MORE than 920 billion yuan (US$150 billion) has been channeled to support the renovation of land, air pollution control and clean water projects since last year, China’s top planner said yesterday.

Energy conservation and environmental protection projects benefit China’s economic restructuring, said Zhang Yong, deputy head of the National Development and Reform Commission, at a national meeting.

He said that the targets for energy conservation and emission reduction were the government’s top priorities this year and environmental protection projects will be expedited.

The central government plans to reduce energy intensity (units of energy per unit of GDP) by 3.1 percent in 2015.

Any failure to tackle China’s huge pollution problems in the coming years could stoke public discontent and create “social conflicts,” government researchers have warned.

With pollution identified as a major source of unrest, the government has promised to tackle a host of environmental problems brought about by more than three decades of breakneck economic growth.
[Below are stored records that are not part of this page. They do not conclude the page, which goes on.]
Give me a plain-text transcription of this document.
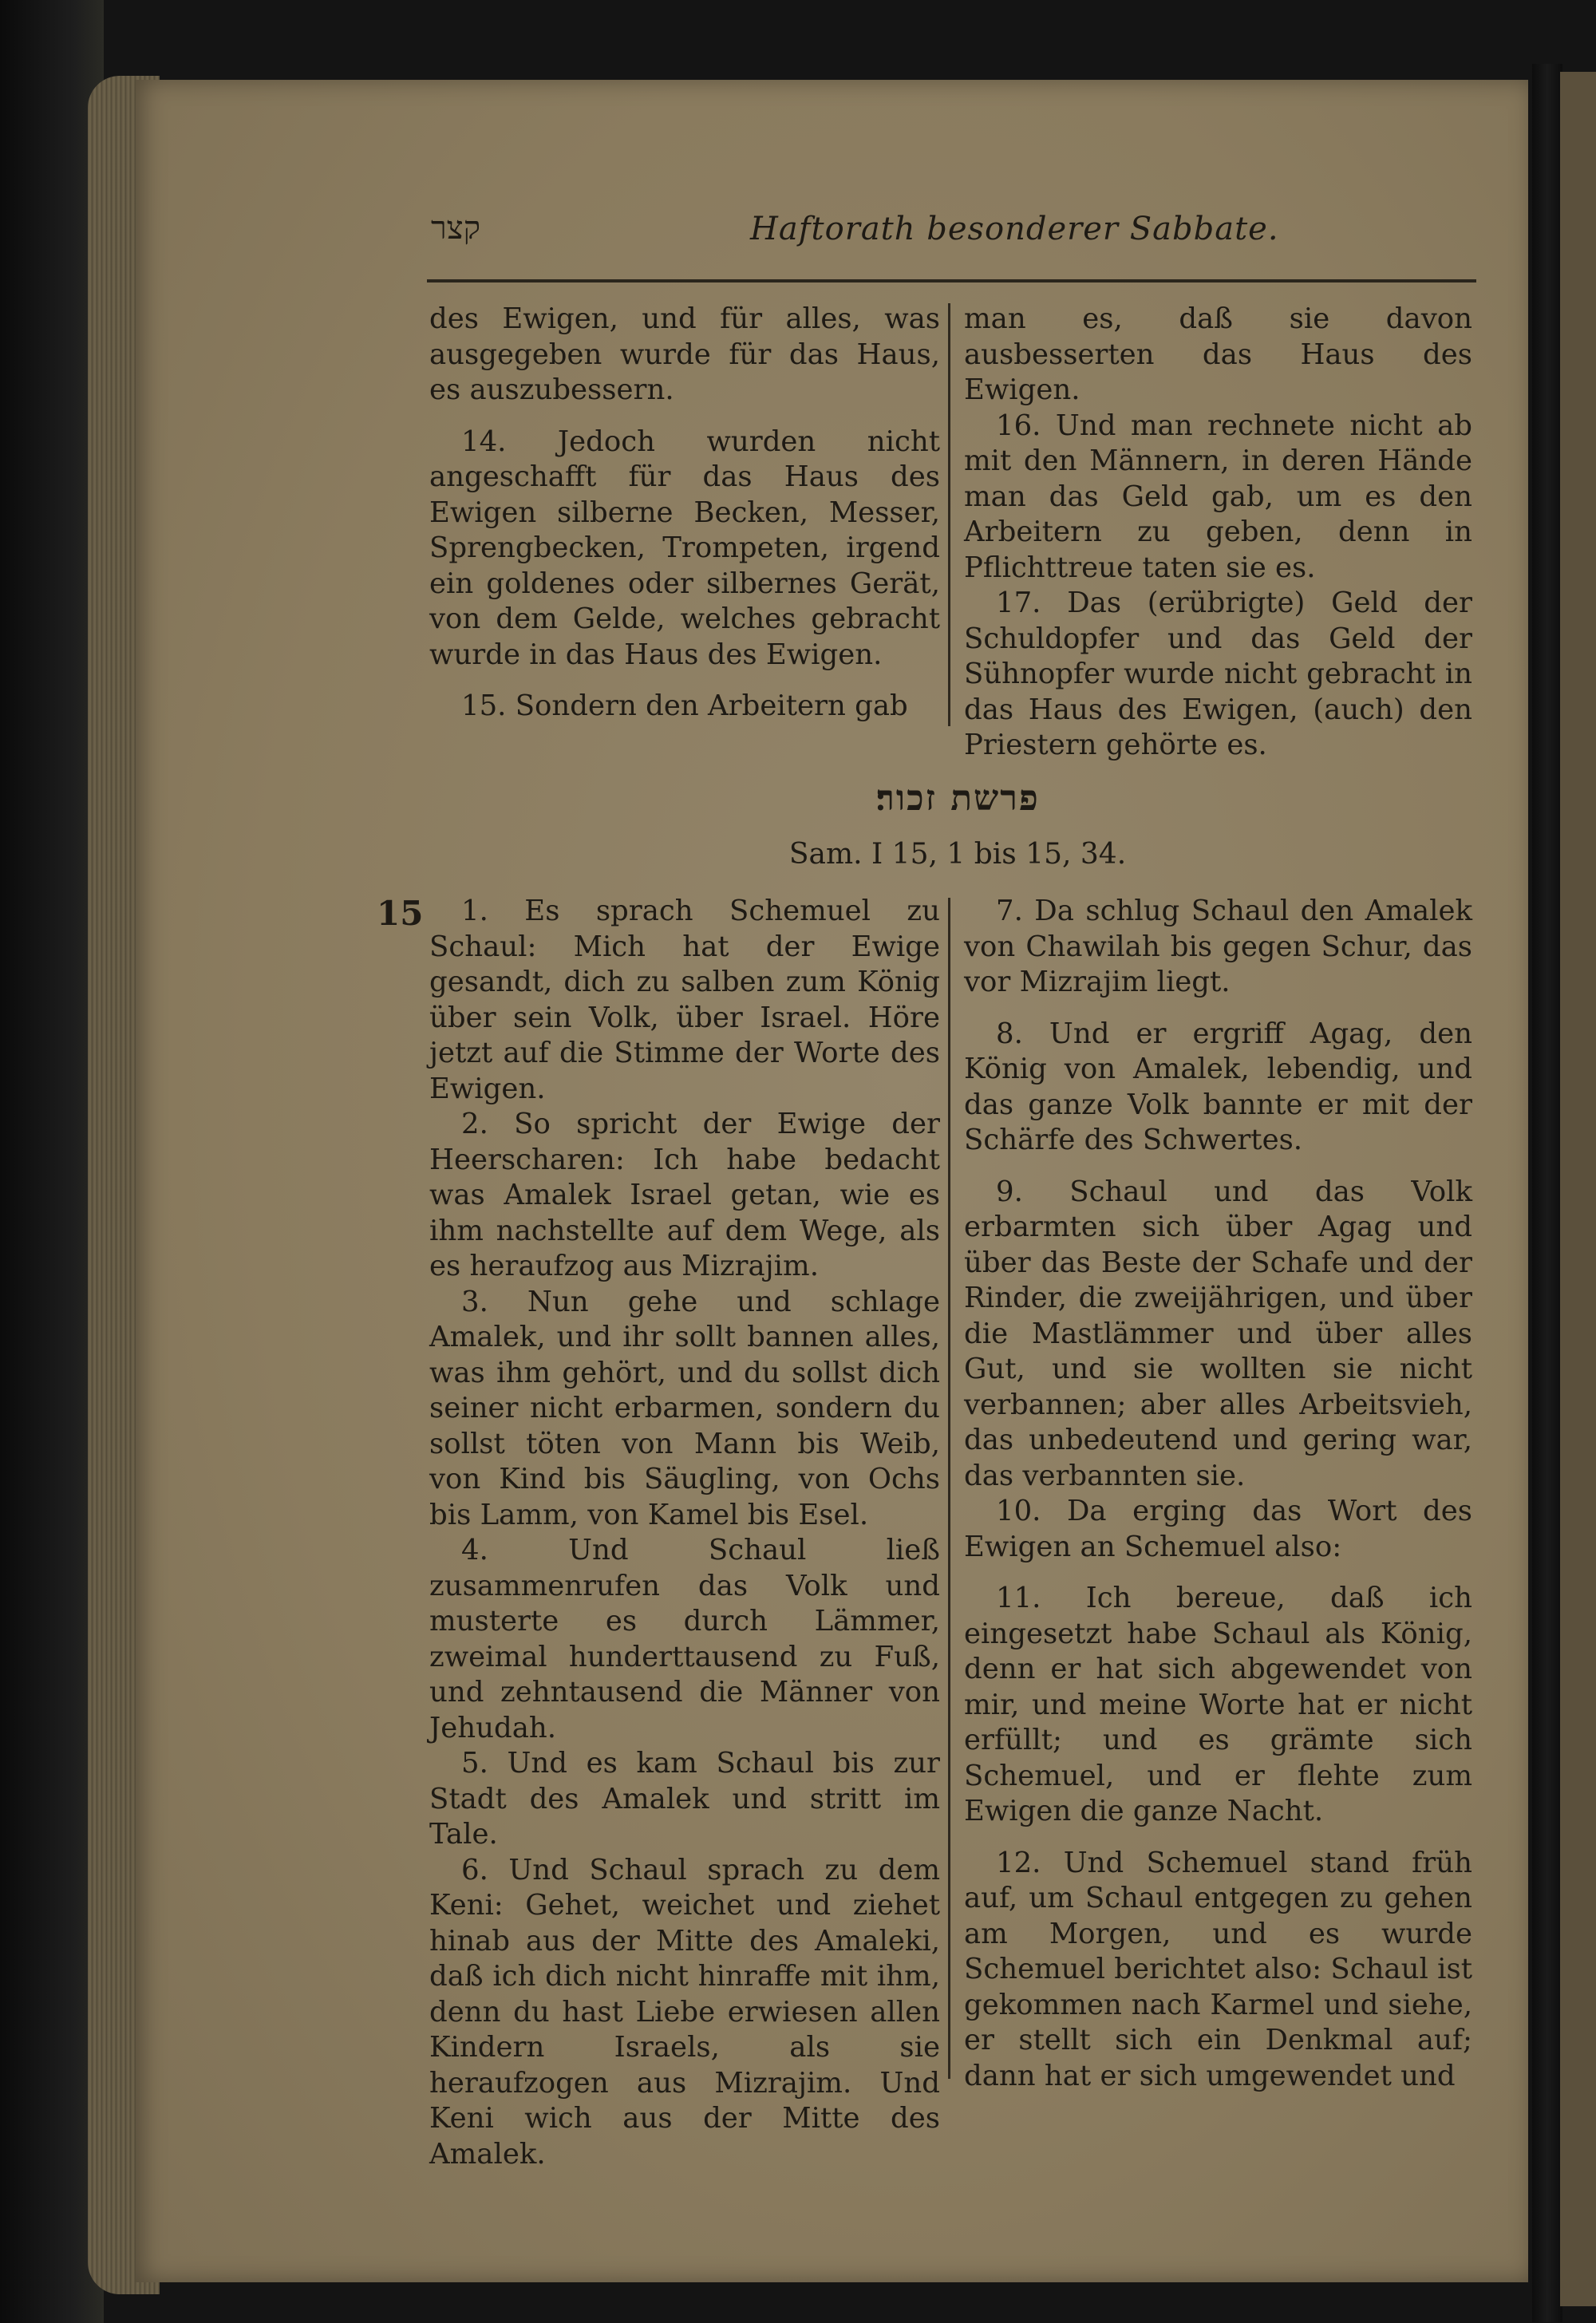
קצר	Haftorath besonderer Sabbate.

des Ewigen, und für alles, was ausgegeben wurde für das Haus, es auszubessern.

14. Jedoch wurden nicht angeschafft für das Haus des Ewigen silberne Becken, Messer, Sprengbecken, Trompeten, irgend ein goldenes oder silbernes Gerät, von dem Gelde, welches gebracht wurde in das Haus des Ewigen.

15. Sondern den Arbeitern gab

man es, daß sie davon ausbesserten das Haus des Ewigen.

16. Und man rechnete nicht ab mit den Männern, in deren Hände man das Geld gab, um es den Arbeitern zu geben, denn in Pflichttreue taten sie es.

17. Das (erübrigte) Geld der Schuldopfer und das Geld der Sühnopfer wurde nicht gebracht in das Haus des Ewigen, (auch) den Priestern gehörte es.

פרשת זכור׃
Sam. I 15, 1 bis 15, 34.
15	1. Es sprach Schemuel zu Schaul: Mich hat der Ewige gesandt, dich zu salben zum König über sein Volk, über Israel. Höre jetzt auf die Stimme der Worte des Ewigen.

2. So spricht der Ewige der Heerscharen: Ich habe bedacht was Amalek Israel getan, wie es ihm nachstellte auf dem Wege, als es heraufzog aus Mizrajim.

3. Nun gehe und schlage Amalek, und ihr sollt bannen alles, was ihm gehört, und du sollst dich seiner nicht erbarmen, sondern du sollst töten von Mann bis Weib, von Kind bis Säugling, von Ochs bis Lamm, von Kamel bis Esel.

4. Und Schaul ließ zusammenrufen das Volk und musterte es durch Lämmer, zweimal hunderttausend zu Fuß, und zehntausend die Männer von Jehudah.

5. Und es kam Schaul bis zur Stadt des Amalek und stritt im Tale.

6. Und Schaul sprach zu dem Keni: Gehet, weichet und ziehet hinab aus der Mitte des Amaleki, daß ich dich nicht hinraffe mit ihm, denn du hast Liebe erwiesen allen Kindern Israels, als sie heraufzogen aus Mizrajim. Und Keni wich aus der Mitte des Amalek.

7. Da schlug Schaul den Amalek von Chawilah bis gegen Schur, das vor Mizrajim liegt.

8. Und er ergriff Agag, den König von Amalek, lebendig, und das ganze Volk bannte er mit der Schärfe des Schwertes.

9. Schaul und das Volk erbarmten sich über Agag und über das Beste der Schafe und der Rinder, die zweijährigen, und über die Mastlämmer und über alles Gut, und sie wollten sie nicht verbannen; aber alles Arbeitsvieh, das unbedeutend und gering war, das verbannten sie.

10. Da erging das Wort des Ewigen an Schemuel also:

11. Ich bereue, daß ich eingesetzt habe Schaul als König, denn er hat sich abgewendet von mir, und meine Worte hat er nicht erfüllt; und es grämte sich Schemuel, und er flehte zum Ewigen die ganze Nacht.

12. Und Schemuel stand früh auf, um Schaul entgegen zu gehen am Morgen, und es wurde Schemuel berichtet also: Schaul ist gekommen nach Karmel und siehe, er stellt sich ein Denkmal auf; dann hat er sich umgewendet und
The Institute of Environmental Planning, run by the Ministry of Environmental Protection, said China’s economy has now “basically said goodbye” to scarcity and the state was now having to meet rising public demand for a cleaner environment.

China is trying to slash coal burning and has also threatened to close thousands of industrial enterprises if they fail to comply with stricter emissions and energy use standards.

According to official data, only eight of 74 cities monitored by the Ministry of Environmental Protection last year met state air quality standards, and authorities do not expect average pollution levels to make the grade until 2030.

But the institute said China’s war on pollution was likely to become easier as a result of structural changes in the economy, with traditional heavy industrial output now peaking, though there could be unforeseen environmental consequences stemming from attempts to diversify into new industries.

It forecast total energy consumption would rise to 4.3 billion tones of standard coal by the end of this year, up from 4.26 billion tons last year, and would rise to 4.5 billion tons by 2020.